Matthew Goldstein

Refco Sends $82 Million to Old Owners

 

It's been a spectacular debut for Refco, despite the brokerage's pre-IPO warning that a key management figure at the brokerage could be facing a stiff penalty from regulators because of Refco's role in a stock manipulation scheme.

The firm says Santo Maggio, president and chief executive officer of Refco Securities, is likely to accept a settlement that would prohibit him from serving in a supervisory role for one year. The firm says the suspension, however, won't prevent Maggio from continuing "to work for us and Refco Securities in his current capacities."

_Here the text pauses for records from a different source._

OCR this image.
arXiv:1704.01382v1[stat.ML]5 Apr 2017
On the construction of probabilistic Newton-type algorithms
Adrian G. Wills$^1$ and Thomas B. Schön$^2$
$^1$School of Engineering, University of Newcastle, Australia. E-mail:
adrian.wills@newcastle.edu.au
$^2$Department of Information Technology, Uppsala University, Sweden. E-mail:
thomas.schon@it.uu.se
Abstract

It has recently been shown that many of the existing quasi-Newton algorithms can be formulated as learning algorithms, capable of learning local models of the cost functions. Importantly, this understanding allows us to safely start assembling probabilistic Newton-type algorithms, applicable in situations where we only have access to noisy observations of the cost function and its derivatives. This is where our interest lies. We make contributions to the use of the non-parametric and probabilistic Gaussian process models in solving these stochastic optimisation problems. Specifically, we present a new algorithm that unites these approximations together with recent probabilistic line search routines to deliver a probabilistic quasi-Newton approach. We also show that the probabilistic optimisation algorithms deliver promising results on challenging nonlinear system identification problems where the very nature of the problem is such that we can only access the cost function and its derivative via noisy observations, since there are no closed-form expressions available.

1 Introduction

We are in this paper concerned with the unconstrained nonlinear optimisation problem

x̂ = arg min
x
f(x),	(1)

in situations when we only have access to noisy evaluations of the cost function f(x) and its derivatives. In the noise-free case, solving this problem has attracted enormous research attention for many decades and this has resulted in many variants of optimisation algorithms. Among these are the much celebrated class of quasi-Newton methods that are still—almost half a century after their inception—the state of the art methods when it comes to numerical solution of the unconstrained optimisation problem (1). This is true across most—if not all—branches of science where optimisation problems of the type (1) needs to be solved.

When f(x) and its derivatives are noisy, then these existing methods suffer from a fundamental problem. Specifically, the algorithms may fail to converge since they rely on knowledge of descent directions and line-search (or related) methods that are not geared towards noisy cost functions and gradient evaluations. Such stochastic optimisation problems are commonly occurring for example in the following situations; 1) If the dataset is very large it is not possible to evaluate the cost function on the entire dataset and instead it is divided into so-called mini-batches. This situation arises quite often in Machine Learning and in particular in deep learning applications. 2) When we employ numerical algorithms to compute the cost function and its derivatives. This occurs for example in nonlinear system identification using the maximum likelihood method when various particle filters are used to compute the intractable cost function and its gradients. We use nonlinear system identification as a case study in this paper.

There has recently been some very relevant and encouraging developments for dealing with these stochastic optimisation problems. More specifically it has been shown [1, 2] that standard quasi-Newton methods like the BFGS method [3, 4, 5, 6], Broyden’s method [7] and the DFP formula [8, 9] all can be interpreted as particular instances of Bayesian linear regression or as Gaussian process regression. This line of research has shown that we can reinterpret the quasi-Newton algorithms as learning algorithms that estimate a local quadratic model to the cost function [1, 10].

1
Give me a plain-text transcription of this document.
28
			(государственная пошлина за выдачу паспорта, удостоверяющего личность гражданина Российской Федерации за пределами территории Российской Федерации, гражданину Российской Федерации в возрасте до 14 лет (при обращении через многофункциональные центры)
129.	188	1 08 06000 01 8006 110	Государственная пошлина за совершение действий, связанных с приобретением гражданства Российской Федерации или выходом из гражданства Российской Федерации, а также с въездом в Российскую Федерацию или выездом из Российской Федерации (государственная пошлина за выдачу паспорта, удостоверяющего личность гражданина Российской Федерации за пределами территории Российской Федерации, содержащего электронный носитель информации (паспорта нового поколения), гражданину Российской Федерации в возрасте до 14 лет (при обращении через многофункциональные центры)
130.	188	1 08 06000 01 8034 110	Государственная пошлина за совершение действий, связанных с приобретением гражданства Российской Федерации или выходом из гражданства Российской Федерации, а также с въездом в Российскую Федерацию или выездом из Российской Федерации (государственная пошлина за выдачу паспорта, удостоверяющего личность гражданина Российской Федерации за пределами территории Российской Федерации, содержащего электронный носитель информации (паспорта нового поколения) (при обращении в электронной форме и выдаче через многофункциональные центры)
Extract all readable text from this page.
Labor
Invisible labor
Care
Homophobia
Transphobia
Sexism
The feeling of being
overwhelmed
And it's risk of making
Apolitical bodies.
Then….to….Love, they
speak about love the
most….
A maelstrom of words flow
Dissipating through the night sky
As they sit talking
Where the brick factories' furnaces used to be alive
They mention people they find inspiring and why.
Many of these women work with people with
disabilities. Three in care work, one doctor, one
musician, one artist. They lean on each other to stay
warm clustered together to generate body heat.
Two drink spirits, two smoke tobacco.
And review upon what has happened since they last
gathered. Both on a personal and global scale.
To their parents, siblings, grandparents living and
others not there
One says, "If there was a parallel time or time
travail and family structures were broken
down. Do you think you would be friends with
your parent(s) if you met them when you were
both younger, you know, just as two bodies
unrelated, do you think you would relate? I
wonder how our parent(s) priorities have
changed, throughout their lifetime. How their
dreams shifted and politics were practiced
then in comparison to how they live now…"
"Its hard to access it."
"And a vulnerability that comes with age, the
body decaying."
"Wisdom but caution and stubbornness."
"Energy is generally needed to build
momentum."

As for Refco, the firm says it has established a $5 million legal reserve to cover the cost of a potential settlement with the Securities and Exchange Commission. In addition to a fine, Refco will likely have to retain an independent consultant "to review and make recommendations with respect to various business practices and procedures.''

The regulatory mess stems from a 2003 SEC enforcement action against Rhino Advisors, a defunct investment firm that regulators charged with manipulating shares of Sedona, a tiny Pennsylvania software company, following a $3 million private stock placement in 2001.

Regulators charged that Rhino illegally shorted the stock on behalf of one of its clients, Swiss-based Amro International, which had purchased a $3 million convertible note from Sedona in a deal negotiated by Rhino. Federal prosecutors in New York subsequently charged the principals of Rhino, Thomas Badian and Andreas Badian, with conspiracy to commit securities fraud.

The federal investigation of Rhino Advisors was one of the first enforcement actions involving PIPEs, short for private investment in public equity. The SEC probe of Refco is focusing on the role of two former Refco brokers, who handled an account and short sales for Amro.

A short sale is a market bet that the price of a security will fall. A trader borrows shares, and if the stock does fall, he makes a profit by purchasing replacement shares at a lower price and using them to repay his lender.

In the Rhino Advisors action, the SEC charged that the investment advisory firm shorted shares of Sedona on behalf of Amro, even though the $3 million PIPE deal prevented such activity. Amro, which wasn't charged by the SEC, benefited from Rhino's action because it got a ready supply of stock to cover earlier short bets it had made.